Fedele S, Fung P P L, Bamashmous N, Petrie A, Porter S
University College London/University College London Hospital, Eastman Dental Institute and Hospital, Oral Medicine Unit, 256 Gray's Inn Road, London, WC1X 8LD, U.K; NIHR Biomedical Research Centre at University College London Hospital NHS Foundation Trust and University College London, Maple House Suite A 1st floor, 149 Tottenham Court Road, London, W1T 7DN, U.K.
Br J Dermatol. 2014 Apr;170(4):794-801. doi: 10.1111/bjd.12655.
It has been suggested that intralesional triamcinolone injections represent a safe and effective therapeutic strategy in controlling the permanent disfiguring swelling of orofacial granulomatosis (OFG). However, robust supporting evidence is lacking, due to the variable and inconsistent design of available studies.
To investigate whether a standardized regimen of intralesional triamcinolone has beneficial long-term effects on orofacial swelling of OFG. We also studied potential associations with a number of prognostic factors.

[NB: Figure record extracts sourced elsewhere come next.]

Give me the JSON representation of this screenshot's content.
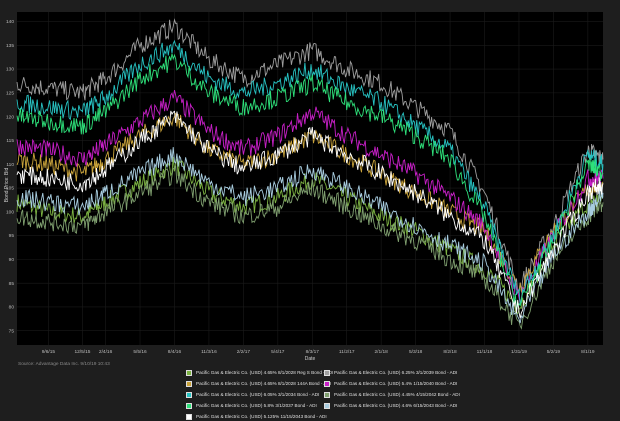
{
  "chart_data": {
    "type": "line",
    "title": "",
    "xlabel": "Date",
    "ylabel": "Bond Price: Bid",
    "ylim": [
      72,
      142
    ],
    "y_ticks": [
      75,
      80,
      85,
      90,
      95,
      100,
      105,
      110,
      115,
      120,
      125,
      130,
      135,
      140
    ],
    "x_ticks": [
      "9/6/15",
      "12/5/15",
      "2/4/16",
      "5/5/16",
      "8/4/16",
      "11/3/16",
      "2/2/17",
      "5/4/17",
      "8/3/17",
      "11/2/17",
      "2/1/18",
      "5/3/18",
      "8/2/18",
      "11/1/18",
      "1/31/19",
      "5/2/19",
      "8/1/19"
    ],
    "grid": true,
    "legend_position": "bottom",
    "source": "Source: Advantage Data Inc. 9/10/19 10:43",
    "x": [
      "6/15/15",
      "9/6/15",
      "12/5/15",
      "2/4/16",
      "5/5/16",
      "8/4/16",
      "11/3/16",
      "2/2/17",
      "5/4/17",
      "8/3/17",
      "11/2/17",
      "2/1/18",
      "5/3/18",
      "8/2/18",
      "11/1/18",
      "1/31/19",
      "5/2/19",
      "8/1/19",
      "9/10/19"
    ],
    "series": [
      {
        "name": "Pacific Gas & Electric Co. (USD) 4.65% 8/1/2028 Reg S Bond - ADI",
        "color": "#7cb342",
        "values": [
          102,
          100,
          99,
          102,
          106,
          110,
          104,
          101,
          103,
          107,
          103,
          99,
          96,
          92,
          88,
          80,
          93,
          102,
          103
        ]
      },
      {
        "name": "Pacific Gas & Electric Co. (USD) 6.25% 3/1/2039 Bond - ADI",
        "color": "#9e9e9e",
        "values": [
          127,
          126,
          125,
          128,
          135,
          139,
          132,
          128,
          131,
          134,
          130,
          127,
          122,
          117,
          104,
          84,
          97,
          113,
          111
        ]
      },
      {
        "name": "Pacific Gas & Electric Co. (USD) 4.65% 8/1/2028 144A Bond - ADI",
        "color": "#c8a23a",
        "values": [
          111,
          110,
          108,
          111,
          116,
          120,
          113,
          110,
          112,
          116,
          112,
          108,
          104,
          100,
          96,
          84,
          96,
          105,
          106
        ]
      },
      {
        "name": "Pacific Gas & Electric Co. (USD) 5.4% 1/15/2040 Bond - ADI",
        "color": "#c71fc7",
        "values": [
          114,
          113,
          111,
          114,
          119,
          124,
          117,
          113,
          116,
          121,
          116,
          112,
          108,
          103,
          97,
          82,
          95,
          107,
          107
        ]
      },
      {
        "name": "Pacific Gas & Electric Co. (USD) 6.05% 3/1/2034 Bond - ADI",
        "color": "#27c2c2",
        "values": [
          123,
          122,
          121,
          124,
          131,
          135,
          128,
          125,
          127,
          130,
          126,
          123,
          118,
          113,
          101,
          82,
          95,
          112,
          110
        ]
      },
      {
        "name": "Pacific Gas & Electric Co. (USD) 4.45% 4/15/2042 Bond - ADI",
        "color": "#7f9f6f",
        "values": [
          99,
          98,
          97,
          100,
          104,
          108,
          102,
          99,
          101,
          105,
          101,
          97,
          94,
          90,
          86,
          76,
          90,
          99,
          102
        ]
      },
      {
        "name": "Pacific Gas & Electric Co. (USD) 5.8% 3/1/2037 Bond - ADI",
        "color": "#2ee07a",
        "values": [
          120,
          119,
          118,
          121,
          128,
          132,
          125,
          122,
          124,
          127,
          123,
          120,
          116,
          111,
          99,
          80,
          94,
          110,
          108
        ]
      },
      {
        "name": "Pacific Gas & Electric Co. (USD) 4.6% 6/15/2043 Bond - ADI",
        "color": "#a8cde0",
        "values": [
          103,
          102,
          101,
          104,
          108,
          112,
          106,
          103,
          105,
          109,
          105,
          101,
          97,
          93,
          89,
          77,
          91,
          100,
          104
        ]
      },
      {
        "name": "Pacific Gas & Electric Co. (USD) 5.125% 11/15/2043 Bond - ADI",
        "color": "#ffffff",
        "values": [
          108,
          107,
          106,
          109,
          115,
          120,
          113,
          109,
          112,
          116,
          112,
          108,
          104,
          99,
          94,
          79,
          92,
          104,
          106
        ]
      }
    ]
  }
}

We designed a retrospective observational study of a homogeneous cohort of 22 well-phenotyped patients with OFG. The primary outcome was defined as a statistically significant decrease in post-treatment disease severity. Statistically significant association with prognostic factors was the secondary outcome. Statistical analysis included Wilcoxon signed-rank tests and logistic regression.
Compared with pretreatment, there were statistically significant decreases in disease severity scores at all time points until 48 months post-treatment (P < 0·01). Logistic regression analysis showed there was no independent prognostic variable of statistical significance (P > 0·05). The majority of patients (14/22, 63·6%) received one course of intralesional triamcinolone and did not experience disease recurrence. The mean disease-free period after the first course of intralesional therapy was 28·9 ± 18 months (95% confidence interval 28·7-29·1). No adverse effects were reported.
This is the first study to have employed robust cohort methodology and sound statistics to demonstrate long-term effectiveness of intralesional triamcinolone in controlling the disfiguring swelling of OFG. Because of limitations inherent in observational studies, further research in the form of randomized case-control trials is needed to confirm the present findings.
有人提出,病灶内注射曲安奈德是控制口面部肉芽肿病(OFG)永久性毁容性肿胀的一种安全有效的治疗策略。然而,由于现有研究设计的多样性和不一致性,缺乏有力的支持证据。
研究病灶内注射曲安奈德的标准化方案对OFG口面部肿胀是否具有长期有益效果。我们还研究了与一些预后因素的潜在关联。
我们对22例表型明确的OFG患者进行了一项回顾性观察研究。主要结局定义为治疗后疾病严重程度有统计学意义的降低。与预后因素的统计学显著关联为次要结局。统计分析包括Wilcoxon符号秩检验和逻辑回归。
与治疗前相比,直到治疗后48个月的所有时间点,疾病严重程度评分均有统计学意义的下降(P < 0·01)。逻辑回归分析显示,没有具有统计学意义的独立预后变量(P > 0·05)。大多数患者(14/22,63·6%)接受了一个疗程的病灶内曲安奈德注射,且未出现疾病复发。病灶内治疗第一个疗程后的平均无病期为28·9 ± 18个月(95%置信区间28·7 - 29·1)。未报告不良反应。
这是第一项采用可靠队列方法和合理统计数据来证明病灶内注射曲安奈德在控制OFG毁容性肿胀方面长期有效性的研究。由于观察性研究固有的局限性,需要以随机病例对照试验的形式进行进一步研究来证实目前的发现。